NEW DELHI: Indian photojouralist Danish Siddiqui was killed in clashes in Spin Boldak district of Kandahar city in Afghanistan on Friday.
He was killed while he was on a reporting assignment embedded with the Afghan Special Forces. Condoling Danish Siddiqui’s demise, Farid Mamundzay, the Afghanistan’s Ambassador to India, tweeted: “Deeply disturbed by the sad news of the killing of a friend, Danish Seddiqi in Kandahar last night. The Indian Journalist & winner of Pulitzer Prize was embedded with Afghan security forces. I met him 2 weeks ago before his departure to Kabul. Condolences to his family & Reuters.” Danish Siddiqui, a Pulitzer Prize-winning photojournalist, had started his career as a television news correspondent and later switched to photojournalism.
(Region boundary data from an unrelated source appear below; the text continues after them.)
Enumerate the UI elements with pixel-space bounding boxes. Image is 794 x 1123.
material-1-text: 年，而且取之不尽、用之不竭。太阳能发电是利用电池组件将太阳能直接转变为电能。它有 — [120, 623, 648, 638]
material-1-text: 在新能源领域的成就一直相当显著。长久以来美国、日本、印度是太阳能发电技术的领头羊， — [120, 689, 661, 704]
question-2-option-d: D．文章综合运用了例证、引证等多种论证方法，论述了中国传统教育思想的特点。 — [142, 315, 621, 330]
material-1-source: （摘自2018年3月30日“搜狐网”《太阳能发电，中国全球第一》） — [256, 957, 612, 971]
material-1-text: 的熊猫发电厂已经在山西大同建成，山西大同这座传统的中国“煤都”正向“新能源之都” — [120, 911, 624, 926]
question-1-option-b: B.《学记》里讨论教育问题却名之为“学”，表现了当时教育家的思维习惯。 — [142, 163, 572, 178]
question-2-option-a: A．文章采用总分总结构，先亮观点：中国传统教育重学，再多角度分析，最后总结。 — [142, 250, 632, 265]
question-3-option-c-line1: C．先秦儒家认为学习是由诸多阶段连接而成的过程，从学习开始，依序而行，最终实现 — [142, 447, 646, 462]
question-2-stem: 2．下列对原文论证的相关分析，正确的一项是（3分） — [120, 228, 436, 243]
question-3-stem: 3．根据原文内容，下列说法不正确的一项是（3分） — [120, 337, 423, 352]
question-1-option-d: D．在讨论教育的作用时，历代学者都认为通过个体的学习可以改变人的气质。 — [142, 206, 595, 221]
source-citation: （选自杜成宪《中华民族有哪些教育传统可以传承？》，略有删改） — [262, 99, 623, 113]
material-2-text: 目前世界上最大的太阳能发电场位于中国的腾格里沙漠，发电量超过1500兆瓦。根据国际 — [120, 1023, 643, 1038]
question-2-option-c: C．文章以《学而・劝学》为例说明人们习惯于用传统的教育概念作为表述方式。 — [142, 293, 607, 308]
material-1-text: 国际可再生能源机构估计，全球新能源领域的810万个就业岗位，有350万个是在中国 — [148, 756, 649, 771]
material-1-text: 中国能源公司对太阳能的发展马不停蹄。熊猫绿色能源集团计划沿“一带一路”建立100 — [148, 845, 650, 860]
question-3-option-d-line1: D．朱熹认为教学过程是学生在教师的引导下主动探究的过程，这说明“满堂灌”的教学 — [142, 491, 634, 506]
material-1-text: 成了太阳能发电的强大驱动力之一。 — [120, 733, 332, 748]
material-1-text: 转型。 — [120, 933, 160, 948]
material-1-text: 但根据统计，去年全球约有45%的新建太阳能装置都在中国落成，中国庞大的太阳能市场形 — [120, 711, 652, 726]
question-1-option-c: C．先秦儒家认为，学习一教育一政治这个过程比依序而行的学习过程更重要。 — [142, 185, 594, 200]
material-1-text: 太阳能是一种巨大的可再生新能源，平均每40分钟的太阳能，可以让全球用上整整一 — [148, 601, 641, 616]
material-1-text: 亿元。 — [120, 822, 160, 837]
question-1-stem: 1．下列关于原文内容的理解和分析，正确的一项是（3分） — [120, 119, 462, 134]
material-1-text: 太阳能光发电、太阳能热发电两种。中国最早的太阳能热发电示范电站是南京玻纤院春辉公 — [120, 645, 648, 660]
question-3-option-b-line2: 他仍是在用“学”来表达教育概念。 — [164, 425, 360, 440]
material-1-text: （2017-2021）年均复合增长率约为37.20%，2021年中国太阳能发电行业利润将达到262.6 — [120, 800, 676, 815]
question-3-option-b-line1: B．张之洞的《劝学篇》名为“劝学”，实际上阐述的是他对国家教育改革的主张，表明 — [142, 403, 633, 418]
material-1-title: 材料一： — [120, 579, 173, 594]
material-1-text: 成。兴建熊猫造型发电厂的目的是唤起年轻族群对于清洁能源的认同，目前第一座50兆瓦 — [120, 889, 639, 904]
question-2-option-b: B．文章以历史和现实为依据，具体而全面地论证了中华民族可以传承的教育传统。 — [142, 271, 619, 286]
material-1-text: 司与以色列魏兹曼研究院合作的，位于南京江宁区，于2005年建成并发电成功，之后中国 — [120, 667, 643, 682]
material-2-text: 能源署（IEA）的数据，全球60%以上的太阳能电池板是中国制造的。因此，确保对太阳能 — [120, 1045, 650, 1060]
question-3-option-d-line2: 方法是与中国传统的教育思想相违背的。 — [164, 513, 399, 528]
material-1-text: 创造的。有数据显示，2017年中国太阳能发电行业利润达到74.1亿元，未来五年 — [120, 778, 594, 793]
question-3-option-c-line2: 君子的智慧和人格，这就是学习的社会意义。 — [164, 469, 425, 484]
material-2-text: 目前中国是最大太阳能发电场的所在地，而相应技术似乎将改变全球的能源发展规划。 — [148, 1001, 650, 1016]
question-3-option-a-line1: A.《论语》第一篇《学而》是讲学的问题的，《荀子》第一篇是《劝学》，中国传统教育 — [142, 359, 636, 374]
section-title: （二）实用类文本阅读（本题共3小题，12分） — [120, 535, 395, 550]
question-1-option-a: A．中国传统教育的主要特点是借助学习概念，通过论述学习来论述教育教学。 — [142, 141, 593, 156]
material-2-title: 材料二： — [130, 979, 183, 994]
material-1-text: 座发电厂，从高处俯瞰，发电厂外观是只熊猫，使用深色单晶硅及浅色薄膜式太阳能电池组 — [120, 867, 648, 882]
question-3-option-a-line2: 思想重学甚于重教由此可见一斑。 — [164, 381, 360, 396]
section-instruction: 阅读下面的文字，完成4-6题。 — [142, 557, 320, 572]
He was a photojournalist with international news agency Reuters and worked as a correspondent with the India Today Group from September 2008 to January 2010. In 2018, Danish Siddiqui and his colleague Adnan Abidi had won the Pulitzer Prize for Feature Photography for documenting the Rohingya Refugee Crisis as part of the Reuters team. As a photojournalist, Danish Siddiqui covered wide rage of issues across the world. Some of his major works include covering the wars in Afghanistan and Iraq, Rohingya refugees crisis, Hong Kong protests and Nepal earthquakes. For over the last few days, Danish Siddiqui was covering the situation in Afghanistan’s Kandahar amid heightened tension in the area. He had tagged along with the Afghan Special Forces on some missions, he informed via a tweet.
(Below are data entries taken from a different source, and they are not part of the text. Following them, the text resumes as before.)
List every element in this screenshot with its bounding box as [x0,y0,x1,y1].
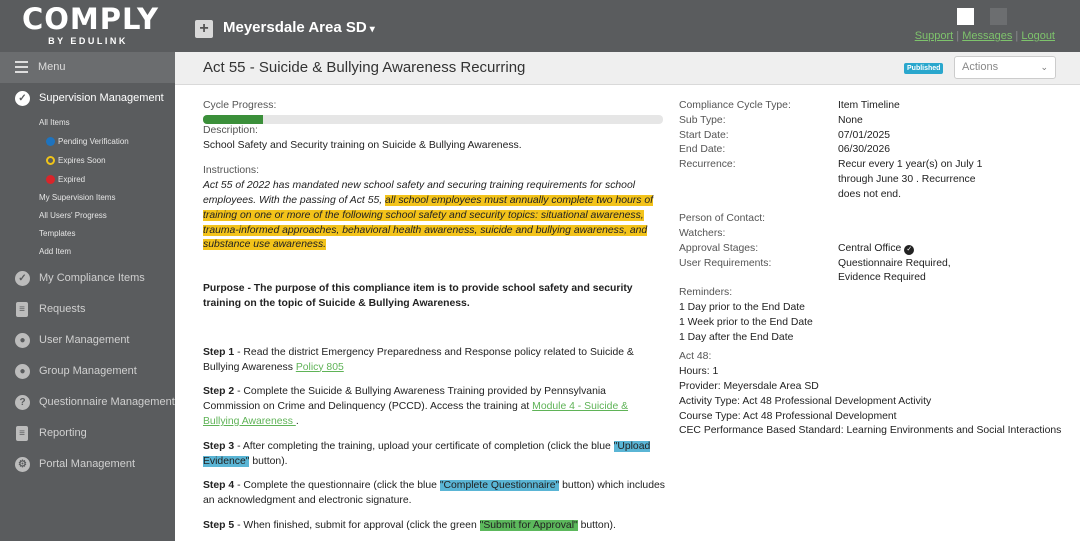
field-label: Watchers: [679,227,726,239]
support-link[interactable]: Support [914,30,954,42]
act48-hours: Hours: 1 [679,366,719,378]
nav-reporting[interactable] [0,418,175,449]
sub-add-item[interactable]: Add Item [39,247,72,256]
cycle-progress-fill [203,115,263,124]
gear-icon: ⚙ [15,457,30,472]
field-value: Recur every 1 year(s) on July 1 through June 30 . Recurrence does not end. [838,159,983,200]
watchers-row [679,227,1074,242]
item-metadata [679,99,1074,439]
field-value: 07/01/2025 [838,129,891,141]
top-links [915,30,1055,42]
chevron-down-icon: ⌄ [1040,62,1048,72]
notification-box[interactable] [990,8,1007,25]
step-5 [203,519,665,534]
user-avatar-box[interactable] [957,8,974,25]
complete-questionnaire-highlight: "Complete Questionnaire" [439,480,560,492]
blue-status-dot-icon [46,137,55,146]
act48-activity-type: Activity Type: Act 48 Professional Development Activity [679,395,932,407]
step-2 [203,385,665,429]
req-2: Evidence Required [838,272,926,284]
check-circle-icon: ✓ [15,271,30,286]
cycle-progress-label: Cycle Progress: [203,100,277,111]
nav-label: Reporting [39,427,87,439]
recurrence-row [679,158,1074,203]
field-value [838,257,1038,287]
status-badge: Published [904,63,943,74]
comply-logo[interactable] [22,2,160,47]
step-3 [203,440,665,470]
nav-requests[interactable] [0,294,175,325]
step-label: Step 3 [203,440,235,452]
messages-link[interactable]: Messages [962,30,1013,42]
purpose-text: Purpose - The purpose of this compliance item is to provide school safety and security training on the topic of Suicide & Bullying Awareness. [203,283,633,309]
approval-row [679,242,1074,257]
link-separator: | [953,30,963,42]
field-label: User Requirements: [679,257,772,269]
step-label: Step 5 [203,519,235,531]
sub-my-supervision-items[interactable]: My Supervision Items [39,193,116,202]
field-value: Item Timeline [838,100,900,111]
step-text: - Complete the Suicide & Bullying Awareness Training provided by Pennsylvania Commission on Crime and Delinquency (PCCD). Access the training at [203,386,606,413]
sub-label: Expired [58,175,86,184]
nav-label: Requests [39,303,86,315]
contact-row [679,212,1074,227]
cycle-type-row [679,99,1074,114]
req-1: Questionnaire Required, [838,257,951,269]
act48-cec-standard: CEC Performance Based Standard: Learning Environments and Social Interactions [679,425,1062,437]
field-value [838,242,1038,257]
instructions-highlight: all school employees must annually complete two hours of training on one or more of the following school safety and security topics: situational awareness, trauma-informed approaches, behavioral health awareness, suicide and bullying awareness, and substance use awareness. [203,194,654,251]
field-label: Person of Contact: [679,213,766,225]
field-label: Approval Stages: [679,242,759,254]
list-icon [15,61,28,73]
reminders-label: Reminders: [679,287,733,299]
question-icon: ? [15,395,30,410]
logo-subtext: BY EDULINK [48,36,128,46]
sub-label: Pending Verification [58,137,129,146]
sub-pending-verification[interactable] [0,132,175,151]
description-label: Description: [203,124,258,136]
red-status-dot-icon [46,175,55,184]
user-icon: ● [15,333,30,348]
step-text: - Complete the questionnaire (click the blue [234,480,440,492]
nav-label: Group Management [39,365,137,377]
step-label: Step 2 [203,386,235,398]
sub-label: Expires Soon [58,156,106,165]
step-text: - Read the district Emergency Preparedness and Response policy related to Suicide & Bullying Awareness [203,346,634,373]
sub-templates[interactable]: Templates [39,229,76,238]
instructions-label: Instructions: [203,165,260,177]
nav-portal-management[interactable] [0,449,175,480]
field-label: Recurrence: [679,159,736,171]
nav-questionnaire-management[interactable] [0,387,175,418]
yellow-status-dot-icon [46,156,55,165]
user-req-row [679,257,1074,287]
step-label: Step 1 [203,346,235,358]
description-text: School Safety and Security training on Suicide & Bullying Awareness. [203,139,522,151]
check-circle-icon: ✓ [15,91,30,106]
act48-provider: Provider: Meyersdale Area SD [679,380,819,392]
org-selector[interactable] [223,19,375,36]
nav-label: My Compliance Items [39,272,145,284]
chevron-down-icon: ▾ [369,24,375,35]
reminder-item: 1 Day after the End Date [679,331,794,343]
field-label: Compliance Cycle Type: [679,100,791,111]
page-title: Act 55 - Suicide & Bullying Awareness Recurring [203,59,526,76]
cycle-progress-bar [203,115,663,124]
instructions-text [203,179,665,253]
top-bar [0,0,1080,52]
sub-all-users-progress[interactable]: All Users' Progress [39,211,107,220]
menu-label: Menu [38,61,66,73]
add-org-button[interactable]: + [195,20,213,38]
check-circle-icon: ✓ [904,245,914,255]
nav-label: Portal Management [39,458,135,470]
step-label: Step 4 [203,480,235,492]
approval-value: Central Office [838,242,902,254]
logo-text: COMPLY [22,2,160,36]
nav-label: Supervision Management [39,92,164,104]
nav-label: Questionnaire Management [39,396,175,408]
submit-approval-highlight: "Submit for Approval" [479,519,578,531]
menu-toggle[interactable] [0,52,175,83]
nav-my-compliance-items[interactable] [0,263,175,294]
step-text: - When finished, submit for approval (click the green [234,519,480,531]
logout-link[interactable]: Logout [1021,30,1055,42]
nav-supervision-management[interactable] [0,83,175,114]
sidebar [0,52,175,541]
item-details [203,99,665,534]
sub-expired[interactable] [0,170,175,189]
step-end: button). [249,455,288,467]
step-4 [203,479,665,509]
step-end: button). [577,519,616,531]
end-date-row [679,143,1074,158]
actions-label: Actions [962,61,999,73]
document-icon: ≡ [16,302,28,317]
step-end: . [295,415,299,427]
page-header [175,52,1080,85]
act48-label: Act 48: [679,351,712,363]
policy-805-link[interactable]: Policy 805 [295,361,344,373]
field-label: Sub Type: [679,114,726,126]
reminder-item: 1 Day prior to the End Date [679,301,805,313]
upload-evidence-highlight: "Upload Evidence" [203,440,651,467]
nav-user-management[interactable] [0,325,175,356]
nav-label: User Management [39,334,130,346]
step-1 [203,346,665,376]
field-label: Start Date: [679,129,729,141]
start-date-row [679,129,1074,144]
sub-expires-soon[interactable] [0,151,175,170]
field-label: End Date: [679,144,726,156]
field-value: None [838,114,863,126]
reminder-item: 1 Week prior to the End Date [679,316,813,328]
group-icon: ● [15,364,30,379]
actions-dropdown[interactable] [954,56,1056,79]
step-text: - After completing the training, upload your certificate of completion (click the blue [234,440,614,452]
link-separator: | [1012,30,1022,42]
org-name: Meyersdale Area SD [223,19,367,36]
module-4-link[interactable]: Module 4 - Suicide & Bullying Awareness [203,401,629,427]
report-icon: ≡ [16,426,28,441]
instructions-intro: Act 55 of 2022 has mandated new school safety and securing training requirements for school employees. With the passing of Act 55, [203,180,636,206]
act48-course-type: Course Type: Act 48 Professional Development [679,410,897,422]
sub-type-row [679,114,1074,129]
sub-all-items[interactable]: All Items [39,118,70,127]
nav-group-management[interactable] [0,356,175,387]
step-end: button) which includes an acknowledgment and electronic signature. [203,480,665,507]
field-value: 06/30/2026 [838,144,891,156]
He reportedly died when the Afghan Special Forces came under attack by Taliban. On June 13, he had reported that the vehicle he and other special forces were travelling in was targeted with at least 3 RPG rounds and other weapons. “I was lucky to be safe and capture the visual of one of the rockets hitting the armour plate overhead,” he had said in of his tweets. Danish Siddiqui was killed amid clashes between the Taliban and government forces, which have intensified as US-led international forces have been withdrawing from the area. The Taliban have captured several districts and border crossings in the north and west.
The government has accused the Taliban of destroying hundreds of government buildings in 29 of the country’s 34 provinces. The Taliban deny accusations of extensive destruction by their fighters. A senior Afghan government official in Kabul, Nader Nadery, said the security forces were working to push back Taliban fighters and regain control over 190 districts. The deteriorating security situation has raised fears of a new Afghan refugee crisis. President Ashraf Ghani met regional leaders in Uzbekistan on Thursday and Pakistan said it would host a conference of senior Afghan leaders in an effort to find solutions. India has pulled around 50 Indian diplomats and security officials posted in its consulate in Kandahar in view of the deteriorating security situation in Afghanistan.
The Indian embassy had also asked all Indians visiting, staying and working in Afghanistan to exercise the utmost caution with regard to their security and avoid all types of non-essential travel in view of rising incidents of violence in various parts of the country.